Are you running any controls lanes with known protein? It could be a problem with the gel, it could be a problem with your protein preparation and the proteins are degraded (or there is just not enough protein in the samples you are loading), it could be a problem with your staining/destaining procedure.

Running some standard controls would be helpful to diagnose the issue.

Are you boiling your samples before loading to the gel? Are you adding Laemmli sample buffer at the proper concentration to the samples?
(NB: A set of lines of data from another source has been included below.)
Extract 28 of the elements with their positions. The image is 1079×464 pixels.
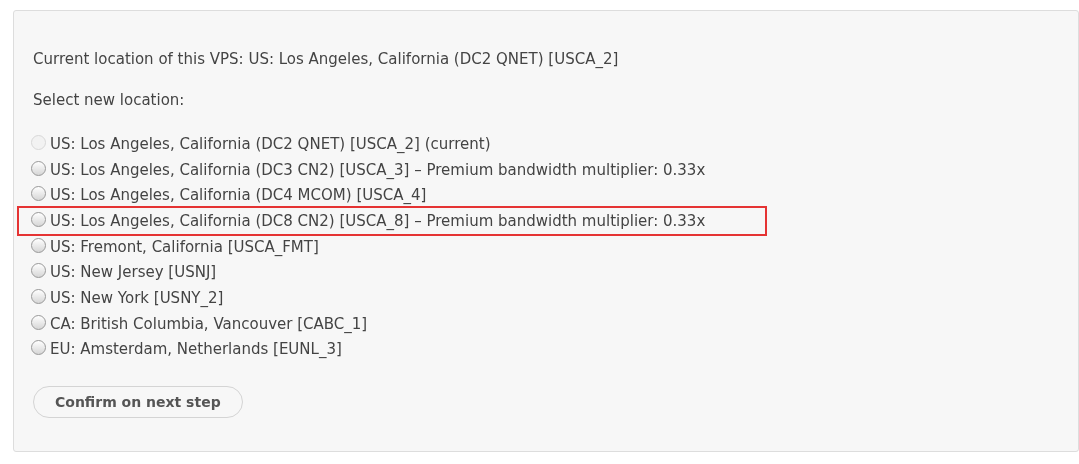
location-label: US: Los Angeles, California (DC3 CN2) [USCA_3] – Premium bandwidth multiplier: 0.33x <box>50 159 706 180</box>
location-label: US: New York [USNY_2] <box>50 287 224 308</box>
location-label: US: Los Angeles, California (DC2 QNET) [USCA_2] (current) <box>50 133 491 154</box>
radio-button[interactable] <box>31 263 46 279</box>
location-label: CA: British Columbia, Vancouver [CABC_1] <box>50 313 368 334</box>
location-option[interactable]: US: New York [USNY_2] <box>31 285 224 311</box>
radio-button[interactable] <box>31 211 46 227</box>
location-label: US: New Jersey [USNJ] <box>50 262 217 283</box>
location-option[interactable]: US: Los Angeles, California (DC3 CN2) [USCA_3] – Premium bandwidth multiplier: 0.33x <box>31 156 706 183</box>
radio-button[interactable] <box>31 314 46 330</box>
location-option[interactable]: US: New Jersey [USNJ] <box>31 259 217 286</box>
radio-button[interactable] <box>31 160 46 176</box>
location-label: US: Los Angeles, California (DC4 MCOM) [USCA_4] <box>50 185 427 206</box>
radio-button[interactable] <box>31 340 46 356</box>
location-option[interactable]: US: Los Angeles, California (DC8 CN2) [USCA_8] – Premium bandwidth multiplier: 0.33x <box>19 208 766 234</box>
confirm-button[interactable]: Confirm on next step <box>33 386 243 419</box>
radio-button[interactable] <box>31 288 46 304</box>
select-label: Select new location: <box>33 90 185 110</box>
location-option[interactable]: CA: British Columbia, Vancouver [CABC_1] <box>31 310 368 337</box>
location-option[interactable]: US: Fremont, California [USCA_FMT] <box>31 233 319 260</box>
location-label: US: Los Angeles, California (DC8 CN2) [USCA_8] – Premium bandwidth multiplier: 0.33x <box>50 210 706 231</box>
radio-button[interactable] <box>31 237 46 253</box>
current-location-text: Current location of this VPS: US: Los Angeles, California (DC2 QNET) [USCA_2] <box>33 49 619 69</box>
location-label: US: Fremont, California [USCA_FMT] <box>50 236 319 257</box>
location-option[interactable]: EU: Amsterdam, Netherlands [EUNL_3] <box>31 336 342 363</box>
radio-button[interactable] <box>31 186 46 202</box>
location-label: EU: Amsterdam, Netherlands [EUNL_3] <box>50 339 342 360</box>
location-option[interactable]: US: Los Angeles, California (DC4 MCOM) [USCA_4] <box>31 182 427 209</box>
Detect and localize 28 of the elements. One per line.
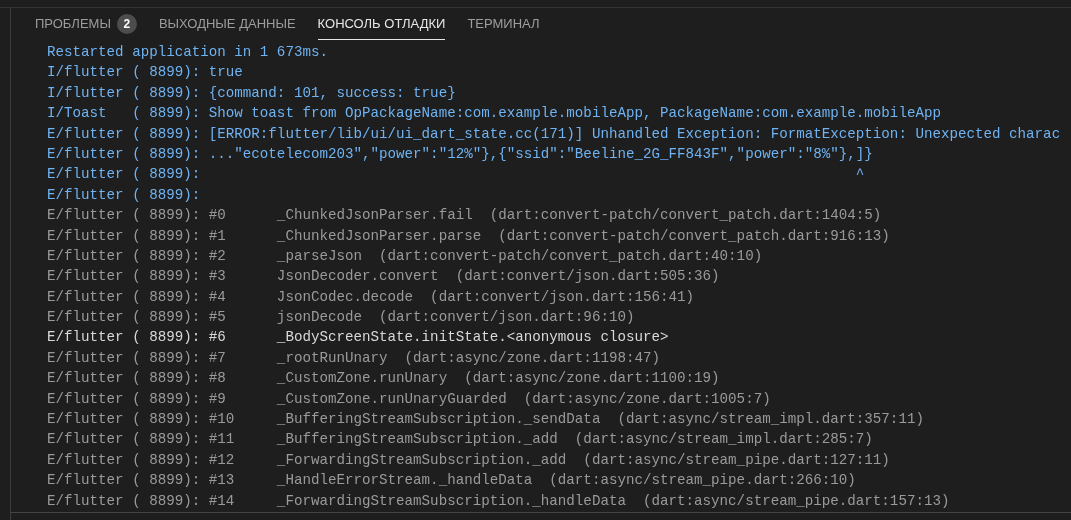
console-line: E/flutter ( 8899): #12 _ForwardingStreamSubscription._add (dart:async/stream_pipe.dart:127:11) <box>47 450 890 470</box>
panel-tab[interactable]: ВЫХОДНЫЕ ДАННЫЕ <box>158 8 296 40</box>
console-line: Restarted application in 1 673ms. <box>47 43 328 62</box>
console-line: E/flutter ( 8899): #10 _BufferingStreamSubscription._sendData (dart:async/stream_impl.dart:357:11) <box>47 410 924 430</box>
console-line: E/flutter ( 8899): #6 _BodyScreenState.initState.<anonymous closure> <box>47 328 669 348</box>
console-line: E/flutter ( 8899): #9 _CustomZone.runUnaryGuarded (dart:async/zone.dart:1005:7) <box>47 389 771 409</box>
console-line: I/flutter ( 8899): {command: 101, success: true} <box>47 83 456 103</box>
console-line: E/flutter ( 8899): #5 jsonDecode (dart:convert/json.dart:96:10) <box>47 308 635 328</box>
console-line: E/flutter ( 8899): #13 _HandleErrorStream._handleData (dart:async/stream_pipe.dart:266:10) <box>47 471 856 491</box>
console-line: E/flutter ( 8899): #11 _BufferingStreamSubscription._add (dart:async/stream_impl.dart:285:7) <box>47 430 873 450</box>
panel-tab[interactable]: ПРОБЛЕМЫ 2 <box>35 8 137 40</box>
count-badge: 2 <box>116 13 137 34</box>
console-line: E/flutter ( 8899): #2 _parseJson (dart:convert-patch/convert_patch.dart:40:10) <box>47 246 763 266</box>
panel-tab[interactable]: ТЕРМИНАЛ <box>467 8 540 40</box>
console-line: E/flutter ( 8899): ^ <box>47 165 865 185</box>
console-line: E/flutter ( 8899): [ERROR:flutter/lib/ui/ui_dart_state.cc(171)] Unhandled Exception: FormatException: Unexpected charac <box>47 124 1061 144</box>
console-line: E/flutter ( 8899): ..."ecotelecom203","power":"12%"},{"ssid":"Beeline_2G_FF843F","power":"8%"},]} <box>47 144 873 164</box>
console-line: E/flutter ( 8899): <box>47 185 201 205</box>
console-line: I/Toast ( 8899): Show toast from OpPackageName:com.example.mobileApp, PackageName:com.example.mobileApp <box>47 104 941 124</box>
panel-tab[interactable]: КОНСОЛЬ ОТЛАДКИ <box>317 8 446 40</box>
console-line: E/flutter ( 8899): #0 _ChunkedJsonParser.fail (dart:convert-patch/convert_patch.dart:1404:5) <box>47 206 882 226</box>
console-line: E/flutter ( 8899): #14 _ForwardingStreamSubscription._handleData (dart:async/stream_pipe.dart:157:13) <box>47 491 950 511</box>
console-line: E/flutter ( 8899): #1 _ChunkedJsonParser.parse (dart:convert-patch/convert_patch.dart:916:13) <box>47 226 890 246</box>
console-line: I/flutter ( 8899): true <box>47 63 243 83</box>
console-line: E/flutter ( 8899): #4 JsonCodec.decode (dart:convert/json.dart:156:41) <box>47 287 695 307</box>
console-line: E/flutter ( 8899): #8 _CustomZone.runUnary (dart:async/zone.dart:1100:19) <box>47 369 720 389</box>
console-line: E/flutter ( 8899): #7 _rootRunUnary (dart:async/zone.dart:1198:47) <box>47 348 660 368</box>
console-line: E/flutter ( 8899): #3 JsonDecoder.convert (dart:convert/json.dart:505:36) <box>47 267 720 287</box>
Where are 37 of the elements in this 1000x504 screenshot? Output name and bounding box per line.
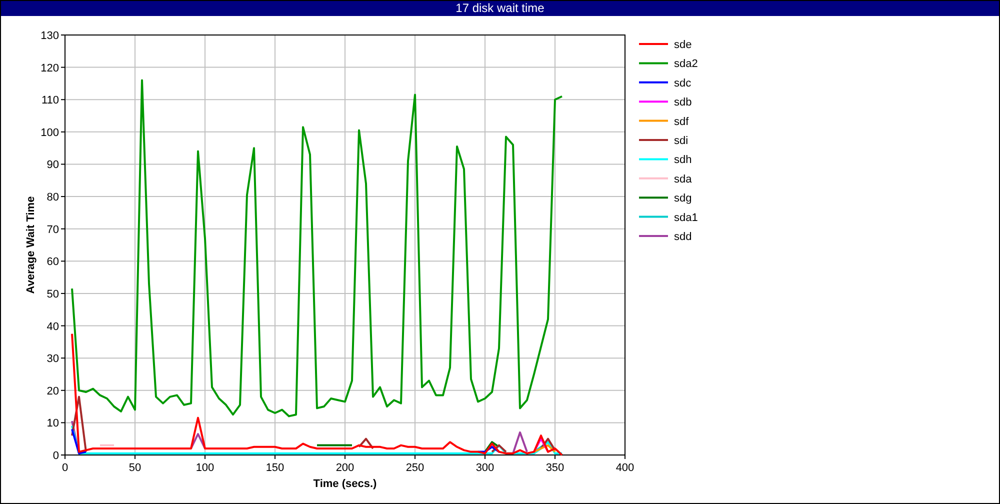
x-tick-label: 350 (546, 462, 564, 474)
y-tick-label: 80 (46, 192, 59, 204)
x-tick-label: 100 (196, 462, 214, 474)
x-tick-label: 150 (266, 462, 284, 474)
y-tick-label: 40 (46, 320, 59, 333)
x-tick-label: 300 (476, 462, 494, 474)
y-tick-label: 10 (46, 418, 59, 430)
legend-label: sdi (674, 135, 688, 147)
y-tick-label: 50 (46, 288, 59, 300)
y-tick-label: 70 (46, 224, 59, 236)
x-tick-label: 250 (406, 462, 424, 474)
y-axis-title: Average Wait Time (25, 196, 37, 294)
y-tick-label: 100 (40, 126, 59, 139)
x-axis-title: Time (secs.) (313, 478, 377, 490)
y-tick-label: 120 (40, 62, 59, 74)
legend-label: sdc (674, 77, 692, 90)
y-tick-label: 60 (46, 256, 59, 268)
y-tick-label: 90 (46, 159, 59, 172)
legend-label: sdh (674, 154, 692, 166)
legend-label: sdb (674, 96, 692, 109)
legend-label: sda1 (674, 212, 698, 224)
y-tick-label: 110 (41, 94, 59, 107)
legend-label: sde (674, 39, 692, 51)
y-tick-label: 130 (40, 30, 59, 42)
y-tick-label: 30 (46, 353, 59, 366)
y-tick-label: 20 (46, 385, 59, 398)
x-tick-label: 0 (62, 462, 68, 474)
chart-title: 17 disk wait time (1, 1, 999, 16)
x-tick-label: 200 (336, 462, 354, 474)
legend-label: sdd (674, 231, 692, 243)
legend-label: sda2 (674, 58, 698, 70)
x-tick-label: 50 (128, 462, 142, 474)
x-tick-label: 400 (616, 462, 634, 474)
legend-label: sdg (674, 192, 692, 205)
legend-label: sdf (674, 116, 689, 128)
y-tick-label: 0 (52, 450, 59, 462)
legend-label: sda (674, 173, 692, 186)
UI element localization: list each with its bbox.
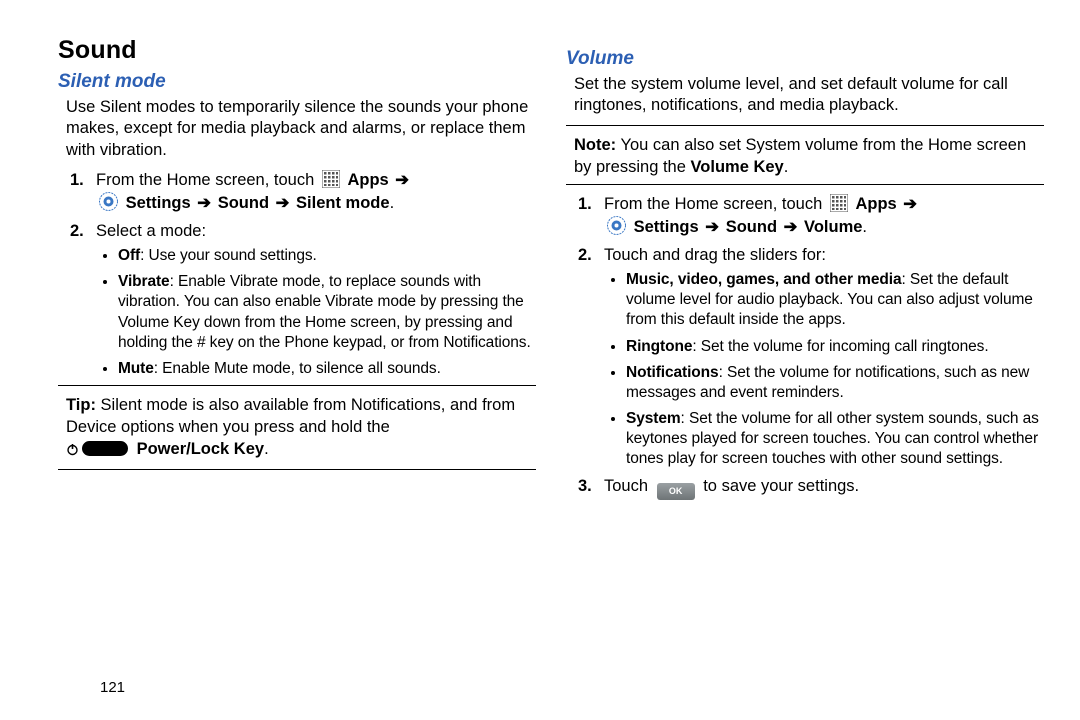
- silent-mode-steps: From the Home screen, touch Apps ➔ Setti…: [66, 169, 536, 379]
- tip-block: Tip: Silent mode is also available from …: [66, 394, 536, 463]
- mode-vibrate: Vibrate: Enable Vibrate mode, to replace…: [118, 272, 536, 353]
- step-1: From the Home screen, touch Apps ➔ Setti…: [66, 169, 536, 214]
- divider: [566, 184, 1044, 185]
- apps-grid-icon: [830, 194, 848, 212]
- right-column: Volume Set the system volume level, and …: [566, 36, 1044, 506]
- step-2: Select a mode: Off: Use your sound setti…: [66, 220, 536, 379]
- arrow-icon: ➔: [784, 218, 798, 236]
- power-icon: [66, 440, 79, 462]
- page-number: 121: [100, 679, 125, 696]
- mode-off: Off: Use your sound settings.: [118, 246, 536, 266]
- mode-mute: Mute: Enable Mute mode, to silence all s…: [118, 359, 536, 379]
- ok-button-icon: OK: [657, 483, 695, 500]
- slider-ringtone: Ringtone: Set the volume for incoming ca…: [626, 337, 1044, 357]
- arrow-icon: ➔: [276, 194, 290, 212]
- step-1: From the Home screen, touch Apps ➔ Setti…: [574, 193, 1044, 238]
- divider: [58, 385, 536, 386]
- arrow-icon: ➔: [705, 218, 719, 236]
- settings-gear-icon: [607, 216, 626, 235]
- apps-grid-icon: [322, 170, 340, 188]
- arrow-icon: ➔: [197, 194, 211, 212]
- subsection-heading-silent-mode: Silent mode: [58, 71, 536, 93]
- slider-notifications: Notifications: Set the volume for notifi…: [626, 363, 1044, 403]
- slider-list: Music, video, games, and other media: Se…: [626, 270, 1044, 469]
- subsection-heading-volume: Volume: [566, 48, 1044, 70]
- section-heading: Sound: [58, 36, 536, 65]
- divider: [566, 125, 1044, 126]
- step-2: Touch and drag the sliders for: Music, v…: [574, 244, 1044, 470]
- mode-list: Off: Use your sound settings. Vibrate: E…: [118, 246, 536, 379]
- note-block: Note: You can also set System volume fro…: [574, 134, 1044, 179]
- settings-gear-icon: [99, 192, 118, 211]
- volume-intro: Set the system volume level, and set def…: [574, 74, 1044, 117]
- step-3: Touch OK to save your settings.: [574, 475, 1044, 500]
- arrow-icon: ➔: [395, 171, 409, 189]
- manual-page: Sound Silent mode Use Silent modes to te…: [0, 0, 1080, 506]
- divider: [58, 469, 536, 470]
- silent-mode-intro: Use Silent modes to temporarily silence …: [66, 97, 536, 161]
- lock-key-icon: [82, 441, 128, 456]
- left-column: Sound Silent mode Use Silent modes to te…: [58, 36, 536, 506]
- slider-media: Music, video, games, and other media: Se…: [626, 270, 1044, 330]
- slider-system: System: Set the volume for all other sys…: [626, 409, 1044, 469]
- arrow-icon: ➔: [903, 195, 917, 213]
- volume-steps: From the Home screen, touch Apps ➔ Setti…: [574, 193, 1044, 500]
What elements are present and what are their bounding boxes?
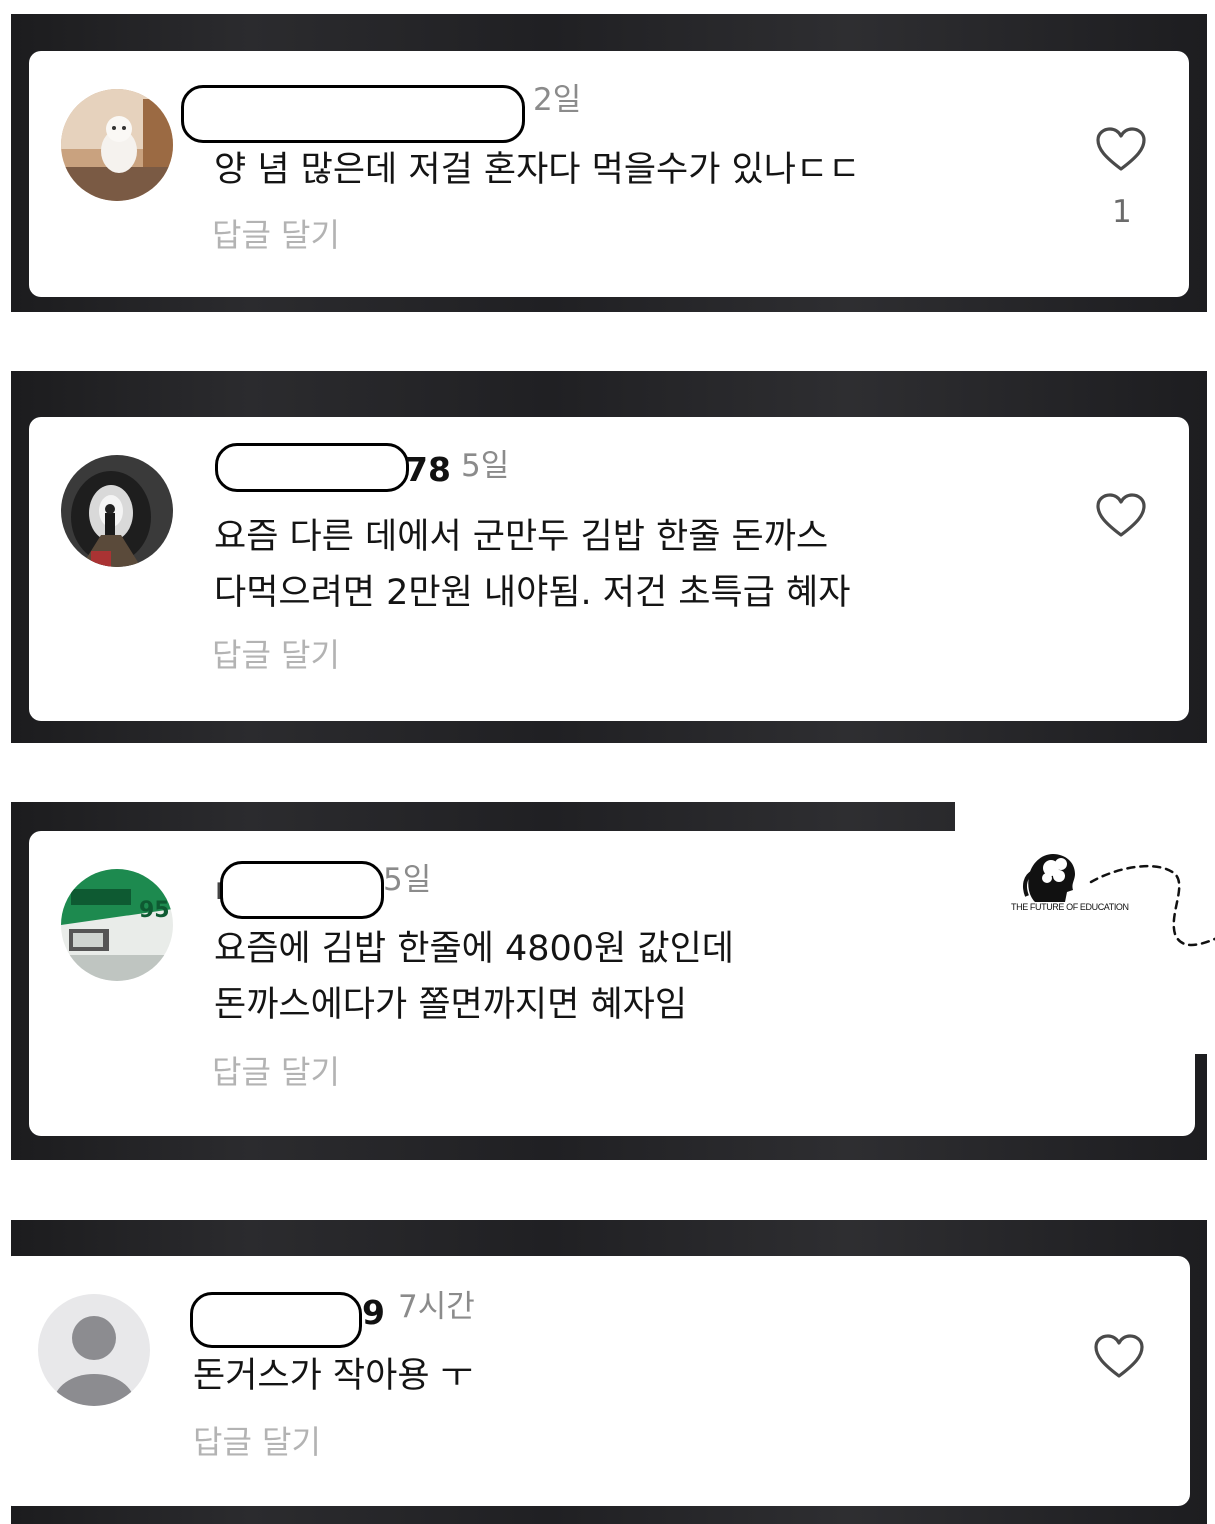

If you´re doing all the previous, then It looks like you have no protein in your solution. At 1.7 mg/ml you should see protein (limit of detection is about 500 ng for Comassie). Are there anything that may interfere in the Biuret assay? Try to measure protein concentration using another method: Bradford, BCA, or Absorbance at 280 nm.

Michael J. Benedik Yes sir.. iam running wide range markers and observed the bands.. iam attaching one photo of SDS gel.. kindly see it once..

Carlos Lopez-Robles Yes sir.. i will try with barford assay.. Thank you..

There are a few possible reasons for not seeing any bands on SDS-PAGE gel: 1. Your sample may not be properly denatured. Make sure to denature your sample for an appropriate amount of time and temperature before loading it onto the gel. 2. The concentration of your sample may be too low. Make sure to use enough sample in order to get visible bands. 3. The gel may not be of sufficient quality or the running conditions may not be optimal. Make sure to use good quality gels and running conditions to get the best results. 4. Your sample may contain inhibitors. Make sure to check for any inhibitors in your sample that may be preventing the proteins from migrating properly.

Bandla Ramesh After extraction, when i performed kjeldahl and DUMAS its showing protein around 60%. But when iam performing colorimetric methods before SDS PAGE color is not changing.. Is there any reason behind this? If there, what could be the solution for this?